Una fuerza repentina levantó mi cabeza. Abrí los ojos y miré fijamente al negro: era realmente feo. Quise decirle algo, no sé bien qué cosa, pero algo de verdad, algo fuerte. Algo que sintiera en las visceras, que me saliera de adentro, con fuerza: que era un hijo de la gran puta, un cabrón o que de verdad era muy feo, pero no pude. Habrá sido cobardía, miedo o las dos cosas, pero el hecho es que la voz no me salió. El nudo del estómago me estaba agarrotando la garganta, la espalda, las piernas y hasta los testículos. Lo volví a mirar sin abrir la boca, pero mi expresión me delató.

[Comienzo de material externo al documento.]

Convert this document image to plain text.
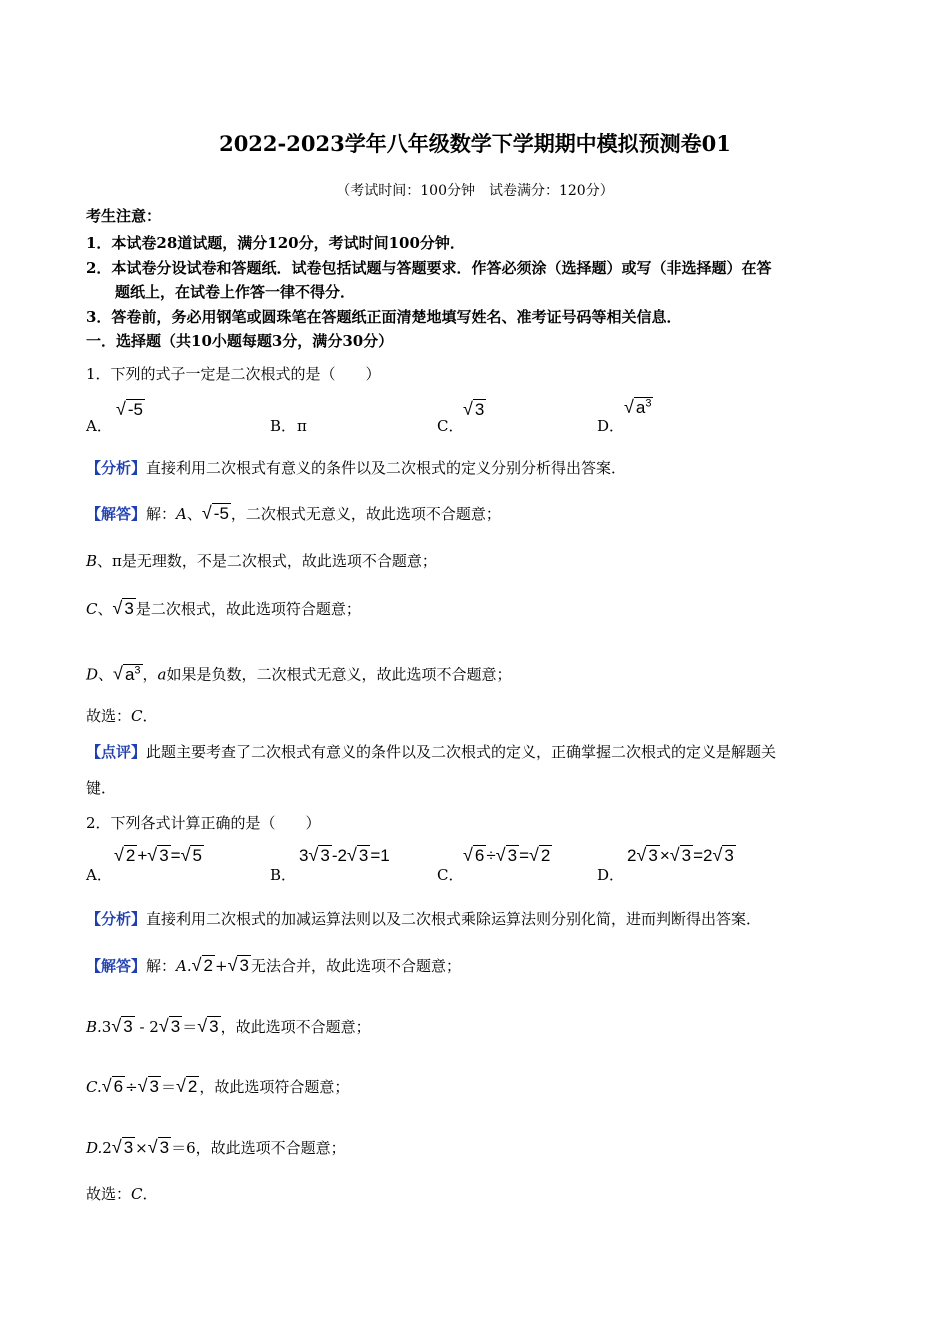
2022-2023学年八年级数学下学期期中模拟预测卷01
（考试时间：100分钟　试卷满分：120分）
考生注意：
1．本试卷28道试题，满分120分，考试时间100分钟．
2．本试卷分设试卷和答题纸．试卷包括试题与答题要求．作答必须涂（选择题）或写（非选择题）在答
题纸上，在试卷上作答一律不得分．
3．答卷前，务必用钢笔或圆珠笔在答题纸正面清楚地填写姓名、准考证号码等相关信息．
一．选择题（共10小题每题3分，满分30分）
1．下列的式子一定是二次根式的是（　　）
A．
√ -5
B． π	C．
√ 3
D．
√ $a^3$
【分析】直接利用二次根式有意义的条件以及二次根式的定义分别分析得出答案．
【解答】解：A、√ -5 ，二次根式无意义，故此选项不合题意；
B、π是无理数，不是二次根式，故此选项不合题意；
C、√ 3 是二次根式，故此选项符合题意；
D、√ $a^3$ ，a如果是负数，二次根式无意义，故此选项不合题意；
故选：C．
【点评】此题主要考查了二次根式有意义的条件以及二次根式的定义，正确掌握二次根式的定义是解题关
键．
2．下列各式计算正确的是（　　）
A．
√ 2 +√ 3 =√ 5
B．
3√ 3 -2√ 3 =1
C．
√ 6 ÷√ 3 =√ 2
D．
2√ 3 ×√ 3 =2√ 3
【分析】直接利用二次根式的加减运算法则以及二次根式乘除运算法则分别化简，进而判断得出答案．
【解答】解：A.√ 2 +√ 3 无法合并，故此选项不合题意；
B.3√ 3 - 2√ 3 ＝√ 3 ，故此选项不合题意；
C.√ 6 ÷√ 3 ＝√ 2 ，故此选项符合题意；
D.2√ 3 ×√ 3 ＝6，故此选项不合题意；
故选：C．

—¡Eres un gusano! –dijo él–. En ese momento, tomando velocidad como si se preparase a lanzar un penal, me lanzó una patada en la cara. Apenas tuve tiempo de poner mis manos delante de ella y caí como un feto a tierra. Sentí otras cien patadas en mi espalda, mi cabeza, mis brazos y mis piernas. Después de eso me costaba respirar, el aire no me parecía tan fresco, mas bien denso y enrarecido… El cemento estaba tibio, me dejé acariciar.